To keep Congress moving in the right direction, as well as hold members accountable, the National Parks Action Fund is tracking how members of the 116th Congress vote on important park protection bills — from park funding to critical preservation tools like the Antiquities Act to safeguards for water and wildlife. We are also tracking member votes on political appointees, who oversee the Department of the Interior and the National Park Service.
It’s easy for members of Congress to say they love national parks, but the decisions they make in Washington have profound effects — both directly and indirectly — on all national parks.
Our country’s national parks hold some of America’s most precious natural and cultural resources from the volcanic landscapes of Haleakalā to the paths trekked by Harriet Tubman to the rocky coastlines of Acadia. Here’s how Congress can stand strongly for these beloved places and the stories they protect:
Pass appropriations bills and the Restore Our Parks Act (H.R. 1225 / S. 500) to fund park rangers, maintenance, visitor programs and resource protection. Today, the National Park Service has a $11.9 billion backlog in overdue maintenance projects due to years of funding shortfalls by Congress. Parks are plagued with outdated water pipelines and thousands of miles of crumbling roads and hiking trails. All of this threatens park staff’s ability to protect our cultural and natural resources from the Jefferson Memorial at the National Mall to miles of trails in Zion National Park.
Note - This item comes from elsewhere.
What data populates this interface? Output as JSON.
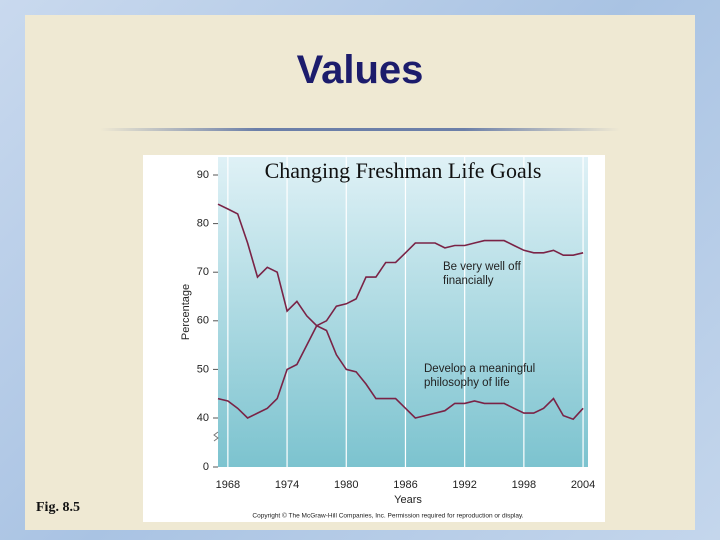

Ensure the integrity of the Endangered Species Act (ESA) by supporting the PAW and FIN Conservation Act (H.R. 4348 / S. 2491). The administration finalized rules in August that would gut the ESA, making it more difficult to protect threatened species and designate critical habitat, as well as preventing agencies from considering climate change in decision making. The PAW and FIN Conservation Act would repeal these damaging regulations and help protect national park habitats of over 600 threatened or endangered species.
Protect park landscapes from impacts of oil and gas development on neighboring and adjacent public lands by supporting Restoring Community Input and Public Protections in Oil and Gas Leasing Act (H.R. 3225). This bill would reform the leasing program, reinstating stakeholder-driven processes to plan oil and gas development in appropriate places that won’t disrupt wildlife, tourism, and park resources, better protecting our parks from the impacts of oil and gas development.
Our parks deserve better and so do the American people. We commend the park champions who have worked to strengthen protections for national parks across the country and encourage them to continue fighting for our parks. For the congressional members and Senators who have yet to make our parks and public lands a priority, there’s still time to listen to the American people and step up to better protect our parks. It’s vital to have members of Congress from across the nation and across the aisle, work together to protect our treasured places, for all who experience them now and for those who will come long after us.